Chapitre 11

Sylvie et Sonia fredonnent des chants de Noël tout en préparant le réveillon ; de la chanson Les anges dans nos campagnes à l’Adeste Fideles, tout y passe. Alors que la voix de Sylvie s’est raffinée avec le temps, celle de Sonia est restée la même, ce qui fait sourire sa mère. Si la voix de Sonia s’harmonisait avec le cœur qu’elle met à chanter, la jeune femme serait une grande chanteuse, mais c’est loin d’être le cas.

La dinde cuit depuis le matin. Sur les conseils de sa belle-mère, Sylvie l’a d’abord mise à cuire à 350 degrés pendant une heure, puis elle a diminué la température du four à 275. Et elle a placé la volaille pour que la poitrine repose au fond de la rôtissoire afin que cette partie baigne dans le jus durant toute la cuisson. La dinde sera tendre et juteuse au lieu d’être desséchée comme la plupart de celles qui seront servies pendant les Fêtes. Depuis que Sylvie a adopté ce mode de cuisson, tout le monde redemande de la dinde au lieu d’en gaspiller la moitié. Le seul inconvénient, c’est que la dinde ne peut être présentée sur un plat de service afin de montrer sa belle couleur dorée. Et il est impossible de confier le couteau et la fourchette d’occasion à Michel pour qu’il coupe des tranches parfaites comme dans les émissions de télévision des familles modèles américaines. La dinde est trop tendre pour résister au passage de la rôtissoire à la table, même avec le plus grand soin. Sylvie dépecera complètement la dinde avant l’arrivée des invités ; elle déposera dans la sauce bouillante ce que chacun préfère au moment de servir. Si elle se fie aux années antérieures, la majorité des convives mangeront de la viande blanche. La viande brune se retrouvera dans un pâté au poulet dans les jours qui suivront. À part Sonia et elle, tous lèvent le nez sur la viande brune, ce qui complique les choses lorsque le poulet figure au menu. Chaque fois, c’est à qui obtiendra le plus gros morceau de poitrine.

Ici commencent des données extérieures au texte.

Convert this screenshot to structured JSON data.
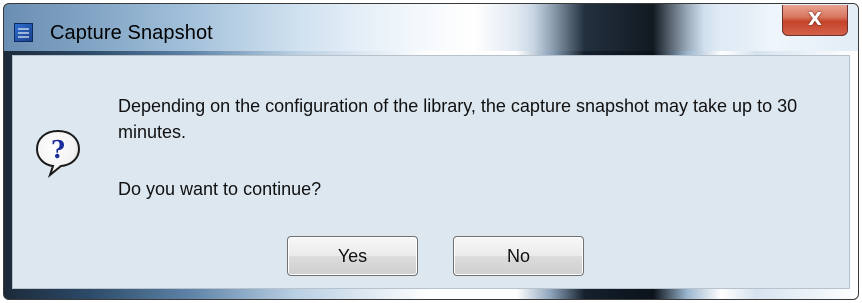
{
  "window": {
    "title": "Capture Snapshot",
    "close_label": "X",
    "icon": "app-icon"
  },
  "dialog": {
    "icon": "question-icon",
    "message": "Depending on the configuration of the library, the capture snapshot may take up to 30 minutes.",
    "question": "Do you want to continue?",
    "buttons": {
      "yes_label": "Yes",
      "no_label": "No"
    }
  },
  "colors": {
    "dialog_background": "#dde7f0",
    "close_button": "#c5442a",
    "question_icon": "#1b2d9b"
  }
}
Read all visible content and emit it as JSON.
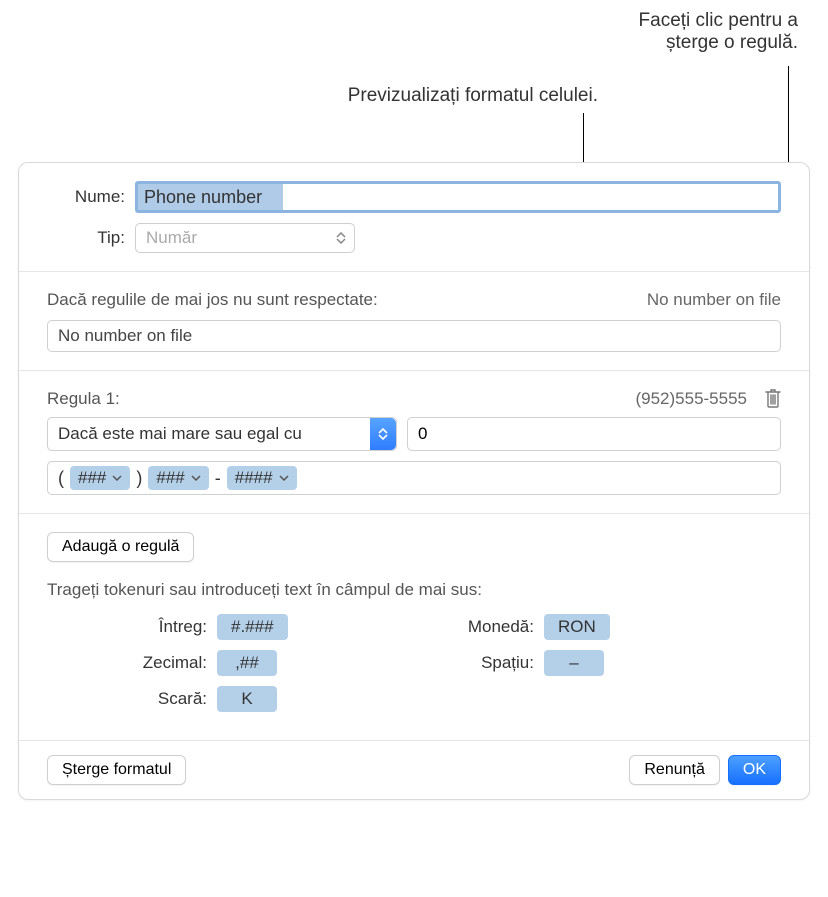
{
  "annotations": {
    "delete_rule": "Faceți clic pentru a\nșterge o regulă.",
    "preview_format": "Previzualizați formatul celulei."
  },
  "header": {
    "name_label": "Nume:",
    "name_value": "Phone number",
    "type_label": "Tip:",
    "type_value": "Număr"
  },
  "else_section": {
    "heading": "Dacă regulile de mai jos nu sunt respectate:",
    "preview": "No number on file",
    "value": "No number on file"
  },
  "rule1": {
    "label": "Regula 1:",
    "preview": "(952)555-5555",
    "condition": "Dacă este mai mare sau egal cu",
    "condition_value": "0",
    "format": {
      "open": "(",
      "t1": "###",
      "close": ")",
      "t2": "###",
      "dash": "-",
      "t3": "####"
    }
  },
  "add_rule_button": "Adaugă o regulă",
  "tokens_hint": "Trageți tokenuri sau introduceți text în câmpul de mai sus:",
  "tokens": {
    "integer_label": "Întreg:",
    "integer_value": "#.###",
    "decimal_label": "Zecimal:",
    "decimal_value": ",##",
    "scale_label": "Scară:",
    "scale_value": "K",
    "currency_label": "Monedă:",
    "currency_value": "RON",
    "space_label": "Spațiu:",
    "space_value": "–"
  },
  "footer": {
    "delete_format": "Șterge formatul",
    "cancel": "Renunță",
    "ok": "OK"
  }
}
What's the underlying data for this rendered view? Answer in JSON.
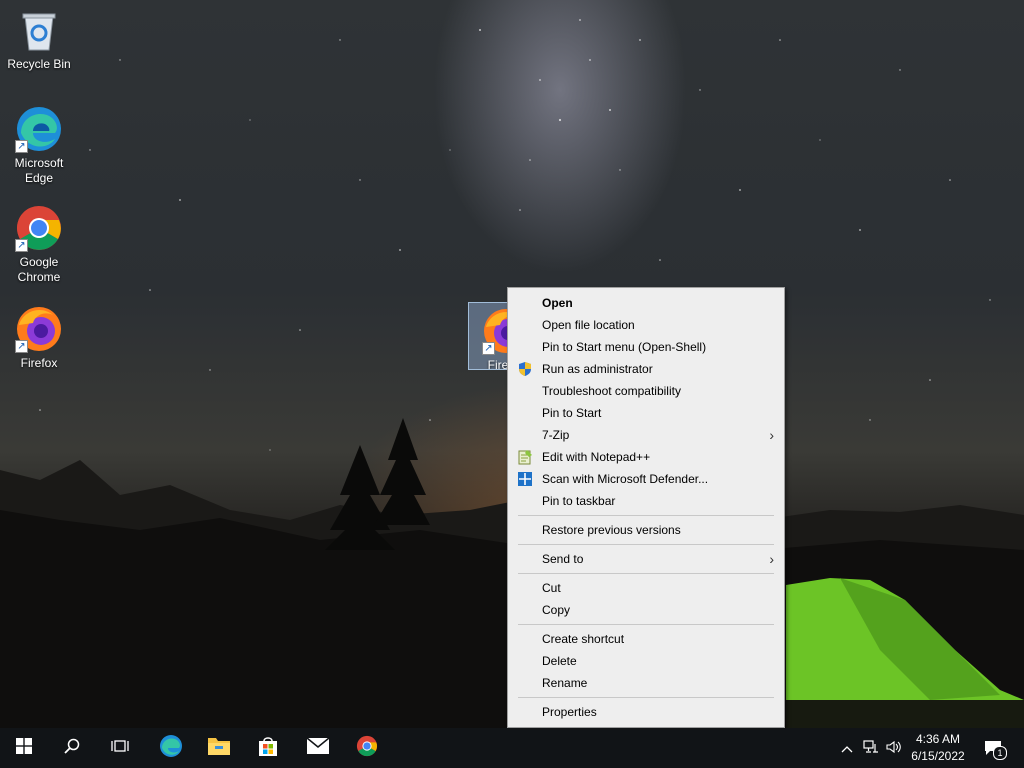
{
  "desktop": {
    "icons": [
      {
        "label": "Recycle Bin",
        "icon": "recycle-bin-icon"
      },
      {
        "label": "Microsoft Edge",
        "icon": "edge-icon"
      },
      {
        "label": "Google Chrome",
        "icon": "chrome-icon"
      },
      {
        "label": "Firefox",
        "icon": "firefox-icon"
      },
      {
        "label": "Firefox",
        "icon": "firefox-icon",
        "selected": true
      }
    ]
  },
  "context_menu": {
    "items": [
      {
        "label": "Open",
        "bold": true
      },
      {
        "label": "Open file location"
      },
      {
        "label": "Pin to Start menu (Open-Shell)"
      },
      {
        "label": "Run as administrator",
        "icon": "uac-shield-icon"
      },
      {
        "label": "Troubleshoot compatibility"
      },
      {
        "label": "Pin to Start"
      },
      {
        "label": "7-Zip",
        "submenu": true
      },
      {
        "label": "Edit with Notepad++",
        "icon": "notepadpp-icon"
      },
      {
        "label": "Scan with Microsoft Defender...",
        "icon": "defender-icon"
      },
      {
        "label": "Pin to taskbar"
      },
      {
        "label": "Restore previous versions"
      },
      {
        "label": "Send to",
        "submenu": true
      },
      {
        "label": "Cut"
      },
      {
        "label": "Copy"
      },
      {
        "label": "Create shortcut"
      },
      {
        "label": "Delete"
      },
      {
        "label": "Rename"
      },
      {
        "label": "Properties"
      }
    ]
  },
  "taskbar": {
    "buttons": [
      "start-icon",
      "search-icon",
      "task-view-icon",
      "edge-icon",
      "file-explorer-icon",
      "store-icon",
      "mail-icon",
      "chrome-icon"
    ],
    "tray": [
      "chevron-up-icon",
      "network-icon",
      "volume-icon"
    ],
    "clock": {
      "time": "4:36 AM",
      "date": "6/15/2022"
    },
    "notifications": {
      "icon": "action-center-icon",
      "count": "1"
    }
  }
}
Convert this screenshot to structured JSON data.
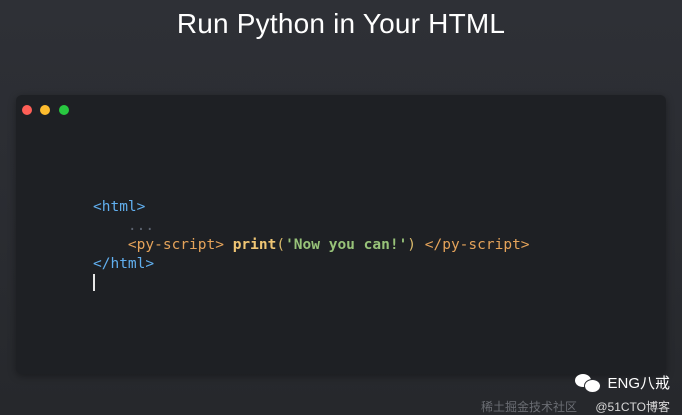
{
  "page": {
    "title": "Run Python in Your HTML"
  },
  "editor": {
    "code": {
      "line1": {
        "open_html": "<html>"
      },
      "line2": {
        "ellipsis": "..."
      },
      "line3": {
        "open_py": "<py-script>",
        "func": "print",
        "open_paren": "(",
        "string": "'Now you can!'",
        "close_paren": ")",
        "close_py": "</py-script>"
      },
      "line4": {
        "close_html": "</html>"
      }
    },
    "colors": {
      "window_bg": "#1e2024",
      "close": "#ff5f57",
      "minimize": "#febc2e",
      "maximize": "#28c840",
      "html_tag": "#61afef",
      "py_tag": "#e5a35a",
      "function": "#f0c674",
      "string": "#98c379"
    }
  },
  "watermark": {
    "main": "ENG八戒",
    "sub": "@51CTO博客",
    "faint": "稀土掘金技术社区"
  }
}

Ce soir, la tablée sera nombreuse. Il y aura les six enfants Pelletier, leurs conjoints, Hélène et les enfants d’Édith, Daniel, Chantal, Xavier et Félix, tante Irma et ses protégés, Marie-Paule et René. Camil et Suzanne ont décidé de fêter Noël chez eux. Mais au jour de l’An, le couple recevra tous ceux qui voudront bien se rendre à L’Avenir. Jusqu’à présent, seuls Chantal, Paul-Eugène, Ginette et Sylvie ont confirmé leur présence.

Chantal a tout essayé pour convaincre Sylvie de venir fêter Noël chez elle avec tous les siens, mais sans succès.

— Pas cette année, Chantal. Tu viens à peine d’accoucher. Ce serait trop fatigant pour toi.

— Mais je pourrais commander un buffet. Allez, dis oui ! Ça nous ferait tellement plaisir de vous recevoir.

— Non ! Venez plutôt réveillonner chez nous, ta petite famille et toi. Tu nous inviteras l’année prochaine.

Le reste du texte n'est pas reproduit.